The Fear’s Crucifix, the mark of Dheania, stolen from the Primal that roamed the world of ice and fire. Those who take the mark upon themselves belong to her for eternity, and they will know nothing but pain, and suffering, and unending even in death, both in this life, and in the nightmare that waits us all.

     Pepper cringed. Most religions were kind enough to give you an out from damnation–eternal or not, the worst afterlives were usually reserved for terrible people and unbelievers. But this god not only condemned those who followed her, but it seemed she did so to everyone. She knew there were gods in some myths that were obnoxious or even evil–Greek mythology was rife with rape by the divine–but something so utterly demonic was not the trait of any deity she could recall.

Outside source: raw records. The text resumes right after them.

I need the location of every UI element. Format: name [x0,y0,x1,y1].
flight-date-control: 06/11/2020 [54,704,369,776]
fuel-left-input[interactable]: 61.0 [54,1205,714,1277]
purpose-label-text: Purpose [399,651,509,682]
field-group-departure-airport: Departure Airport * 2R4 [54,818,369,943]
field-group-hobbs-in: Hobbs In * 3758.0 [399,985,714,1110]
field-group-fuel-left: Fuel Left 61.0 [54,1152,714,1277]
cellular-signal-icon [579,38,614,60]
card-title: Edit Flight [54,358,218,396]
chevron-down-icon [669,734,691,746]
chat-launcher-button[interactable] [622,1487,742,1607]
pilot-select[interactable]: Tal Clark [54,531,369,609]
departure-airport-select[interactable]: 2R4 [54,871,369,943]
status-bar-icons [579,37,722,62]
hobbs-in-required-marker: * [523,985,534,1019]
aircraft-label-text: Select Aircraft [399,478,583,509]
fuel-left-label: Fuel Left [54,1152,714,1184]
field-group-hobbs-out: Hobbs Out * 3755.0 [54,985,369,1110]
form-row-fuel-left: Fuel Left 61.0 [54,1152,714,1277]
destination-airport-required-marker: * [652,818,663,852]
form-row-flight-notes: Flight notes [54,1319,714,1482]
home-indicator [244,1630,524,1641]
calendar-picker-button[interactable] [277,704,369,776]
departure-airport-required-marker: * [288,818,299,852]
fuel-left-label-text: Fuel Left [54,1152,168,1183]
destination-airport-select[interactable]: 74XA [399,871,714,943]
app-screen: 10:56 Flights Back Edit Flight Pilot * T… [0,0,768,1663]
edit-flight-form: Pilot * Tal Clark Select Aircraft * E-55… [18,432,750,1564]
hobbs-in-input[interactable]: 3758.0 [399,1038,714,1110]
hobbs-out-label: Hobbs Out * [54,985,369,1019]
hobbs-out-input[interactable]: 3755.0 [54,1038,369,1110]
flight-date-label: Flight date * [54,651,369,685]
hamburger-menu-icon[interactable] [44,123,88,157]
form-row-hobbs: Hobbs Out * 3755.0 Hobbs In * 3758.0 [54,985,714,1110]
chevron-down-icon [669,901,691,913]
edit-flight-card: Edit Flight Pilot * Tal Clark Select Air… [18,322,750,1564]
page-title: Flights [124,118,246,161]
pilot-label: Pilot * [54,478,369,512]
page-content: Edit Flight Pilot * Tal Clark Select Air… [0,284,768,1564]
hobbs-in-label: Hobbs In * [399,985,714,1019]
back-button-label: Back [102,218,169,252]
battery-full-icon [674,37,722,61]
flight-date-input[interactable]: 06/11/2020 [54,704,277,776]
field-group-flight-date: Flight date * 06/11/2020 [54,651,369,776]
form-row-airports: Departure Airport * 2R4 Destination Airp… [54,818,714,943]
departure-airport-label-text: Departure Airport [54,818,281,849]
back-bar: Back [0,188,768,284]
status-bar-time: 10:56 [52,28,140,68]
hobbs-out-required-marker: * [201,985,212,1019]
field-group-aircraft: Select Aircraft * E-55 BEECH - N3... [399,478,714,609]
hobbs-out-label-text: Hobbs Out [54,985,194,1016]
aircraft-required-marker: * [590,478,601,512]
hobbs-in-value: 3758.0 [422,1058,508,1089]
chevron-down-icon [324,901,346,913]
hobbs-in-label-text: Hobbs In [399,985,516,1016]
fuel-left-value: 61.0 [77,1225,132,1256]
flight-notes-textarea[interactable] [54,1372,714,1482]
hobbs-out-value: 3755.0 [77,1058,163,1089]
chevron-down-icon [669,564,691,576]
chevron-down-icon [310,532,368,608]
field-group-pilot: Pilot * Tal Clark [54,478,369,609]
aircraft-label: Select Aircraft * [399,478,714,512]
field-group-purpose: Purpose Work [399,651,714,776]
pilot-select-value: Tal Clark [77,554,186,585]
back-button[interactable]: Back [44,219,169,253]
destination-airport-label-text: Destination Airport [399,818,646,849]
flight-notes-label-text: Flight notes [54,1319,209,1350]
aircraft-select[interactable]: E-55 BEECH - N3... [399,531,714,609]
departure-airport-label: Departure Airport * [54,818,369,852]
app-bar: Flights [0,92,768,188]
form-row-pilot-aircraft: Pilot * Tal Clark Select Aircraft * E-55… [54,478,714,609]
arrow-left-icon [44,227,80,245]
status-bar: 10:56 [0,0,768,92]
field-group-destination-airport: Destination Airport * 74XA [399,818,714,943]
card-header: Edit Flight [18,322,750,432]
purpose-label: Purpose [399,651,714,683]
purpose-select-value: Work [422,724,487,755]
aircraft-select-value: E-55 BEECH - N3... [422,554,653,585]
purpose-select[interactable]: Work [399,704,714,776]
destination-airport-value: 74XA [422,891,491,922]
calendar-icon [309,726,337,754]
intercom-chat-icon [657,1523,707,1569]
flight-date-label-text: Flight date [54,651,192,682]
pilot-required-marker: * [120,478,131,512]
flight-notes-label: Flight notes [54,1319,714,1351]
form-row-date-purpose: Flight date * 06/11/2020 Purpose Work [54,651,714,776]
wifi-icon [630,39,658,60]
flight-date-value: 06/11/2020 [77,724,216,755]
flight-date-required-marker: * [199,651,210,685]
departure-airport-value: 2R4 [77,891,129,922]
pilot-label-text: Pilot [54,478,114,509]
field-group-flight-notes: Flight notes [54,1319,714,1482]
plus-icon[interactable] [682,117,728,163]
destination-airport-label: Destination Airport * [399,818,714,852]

Those who fall in favor of Dheania may be granted respite, if but for a short time. They will no longer have the mind of a man, for such is lost the second they are taken. It was in this manner that she brought forth the bladed man and returned him to the desert between Sarmatia and Donghu. With the weakest of slights he slew his family and cut out their eyes, and their their tongues, and he mounted their bodies on the gate posts, offering their souls to the Maiden in White. And when Dheania stood before him in silver garb he kissed her, and took her hand, and with the foulness of his heart reborne he swore to her his everlasting obedience.

     “The fuck?” She’d heard of the bladed man before–both her aunt and the prophecy mentioned him–but what struck her were the locations. The Sarmatians were an ancient tribe in western Asia, while the Donghu were a nomadic nation in what was now northern China. There was no desert in this region–it was a vast grassland called the steppes–but there was once a nation there that had left little trace in the history books: the Xiongnu Empire, which existed around the time of the Han Dynasty. But if that were the case, then the man who attacked Roderigo would have been more than two thousand years old.

     At that moment the sheer enormity of the book became too daunting. She was only a few pages in, but the writing didn’t seem to have any stops, and those old letters, and that vague language were already driving her up the wall. It couldn’t possibly span the entirety of a book that size–no person could keep up the charade that long–and while she knew rationally that the worst that would happen would be a headache, she couldn’t explain why she felt so terrified. If it continued like this for even another page, there would be no way that she have been able last the entire tome.

     In fact, she’d had enough.

     Pepper pressed the button on the intercom. “Thank you Deni,” she said. “I think I’m done now.” She noticed that her voice was shaky; truth be told, she wasn’t even surprised anymore.

     “Really?” Deni said, sounding more curious than surprised. “It’s only been five minutes.”

     Five minutes? Five fucking minutes? She couldn’t possibly have been reading for such a short time. It had to have been hours–it sure felt like it–and the very thought otherwise made her want to spit into the mic. “Yes, Deni,” she said, forcing herself not to scream at him. “I’d say this was worth the effort. It’s a shame I don’t have a copy.”

     “I’ll be up there in a minute then,” he said.

     “That’s okay. I’ll show myself out.” She didn’t really want to, but she knew that while there was danger ahead, it wouldn’t be found in Deni’s study. Heading down the hall, she removed her cellphone from her pocket and began furiously typing on the keyboard.

     Once outside, Pepper stared back at Deni’s house, trying to make sense of what she’d read. Finally, she put her phone down and shook her head. Pepper, she thought, just what the hell did you get yourself into?